Sky Sports’ Monday Night Football seems to have been cursed by dull games this season.
No matter though, Gary Neville and Jamie Carragher provide enough entertainment and insight to make up for the over-hyped fare that is often served up. The posh frontman Ed Chamberlin is a bit of an irritant but two out of three ain’t bad.
They leave one of the best bits to last on the show, when the tweets from the public are thrown at the co-analysts and we get to see a bit of bating and niggle between them.
As the banter starts flying, it’s usually Carragher who has the last word.
https://youtube.com/watch?v=r1WW3cqErAU%3Frel%3D0
“No-one wants to be a full-back as a kid,” was one gem. “No-one wants to grow up and be a Gary Neville.” Cue high-pitched forced laughter from the Manchester side of the desk.
The Champions League has put MNF on hold for a few weeks, which is a shame, because the tweet I’d like to put to Carragher at the moment is: “What on earth were you thinking of when you retired Carra? #youcouldhavewonliverpoolthetitle.”
Had he stayed on at Anfield for another year, Brendan Rodgers would now be turning to Carragher as he did at a similar stage last season. Scratch that, he’d have turned to him already.
https://youtube.com/watch?v=OLQW2LQAHeQ%3Frel%3D0
The trials and tribulations of Kolo Toure need no rehearsing (does Danny Baker still do those videos?); Martin Skrtel is starting to look like the player of last season rather than the rejuvenated one of the first few months of this campaign; and Daniel Agger suffered the ignominy for a centre-half of being substituted without an injury against Swansea at the weekend. Mamadou Sakho will be fully fit shortly, but he wasn’t exactly Mr Dependable before he got injured.
There are mitigating circumstances for the Liverpool defence, of course.
You can’t commit midfielders forward like Liverpool do without there being a flip-side, and that’s a lack of numbers when a quick counter-attack is on them. Live by the sword, die by the sword, and all that.
But that’s only a partial get-out for Toure, Skrtel and Agger. Recently they have lacked concentration and basic defending skills.
Those are two accusations that could never be levelled at Carragher for any length of time, even in his football dotage.
His organisational skills, mental strength and positional awareness would have been a valuable asset to Rodgers in Liverpool’s current circumstances, and I’d be sure Carragher knows that as well.
Neville can be content that he made his retirement at the right time, even with United struggling as they are now.

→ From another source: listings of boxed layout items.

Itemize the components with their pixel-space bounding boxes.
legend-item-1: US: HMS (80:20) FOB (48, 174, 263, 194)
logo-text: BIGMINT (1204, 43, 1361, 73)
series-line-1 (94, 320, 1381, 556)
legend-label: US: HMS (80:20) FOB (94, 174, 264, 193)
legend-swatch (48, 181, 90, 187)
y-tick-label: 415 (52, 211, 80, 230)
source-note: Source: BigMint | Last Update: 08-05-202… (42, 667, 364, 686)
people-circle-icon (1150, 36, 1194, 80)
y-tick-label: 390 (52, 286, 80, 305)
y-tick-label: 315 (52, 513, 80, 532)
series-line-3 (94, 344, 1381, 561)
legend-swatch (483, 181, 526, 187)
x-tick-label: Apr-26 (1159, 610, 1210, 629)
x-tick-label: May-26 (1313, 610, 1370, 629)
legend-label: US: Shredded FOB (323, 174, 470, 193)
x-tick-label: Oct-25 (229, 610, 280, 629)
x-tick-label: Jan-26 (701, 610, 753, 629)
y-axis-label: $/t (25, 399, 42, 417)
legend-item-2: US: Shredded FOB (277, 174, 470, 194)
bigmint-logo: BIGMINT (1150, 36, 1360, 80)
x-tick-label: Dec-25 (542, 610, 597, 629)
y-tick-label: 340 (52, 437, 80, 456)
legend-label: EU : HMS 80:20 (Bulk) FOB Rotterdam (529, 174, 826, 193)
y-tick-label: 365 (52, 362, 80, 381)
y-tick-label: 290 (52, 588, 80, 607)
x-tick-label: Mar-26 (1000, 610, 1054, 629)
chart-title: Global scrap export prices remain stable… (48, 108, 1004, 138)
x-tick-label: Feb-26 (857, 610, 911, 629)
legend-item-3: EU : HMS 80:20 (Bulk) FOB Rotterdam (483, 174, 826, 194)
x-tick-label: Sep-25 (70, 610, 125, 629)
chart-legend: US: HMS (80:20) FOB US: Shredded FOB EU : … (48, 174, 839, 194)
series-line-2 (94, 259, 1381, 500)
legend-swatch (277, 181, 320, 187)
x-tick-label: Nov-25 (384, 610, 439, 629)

But Carragher wasn’t a spent force like Neville, and could have performed the same stand-by incase of injury and loss of form role that he was asked to in 2012/13. It was being a fringe player that ultimately persuaded him to call it a day a year ago, but it would have been a lot easier to wear if a Premier League championship was there for the taking.
If Liverpool just miss out on the league title, Carragher will share the current players’ feeling of what might have been.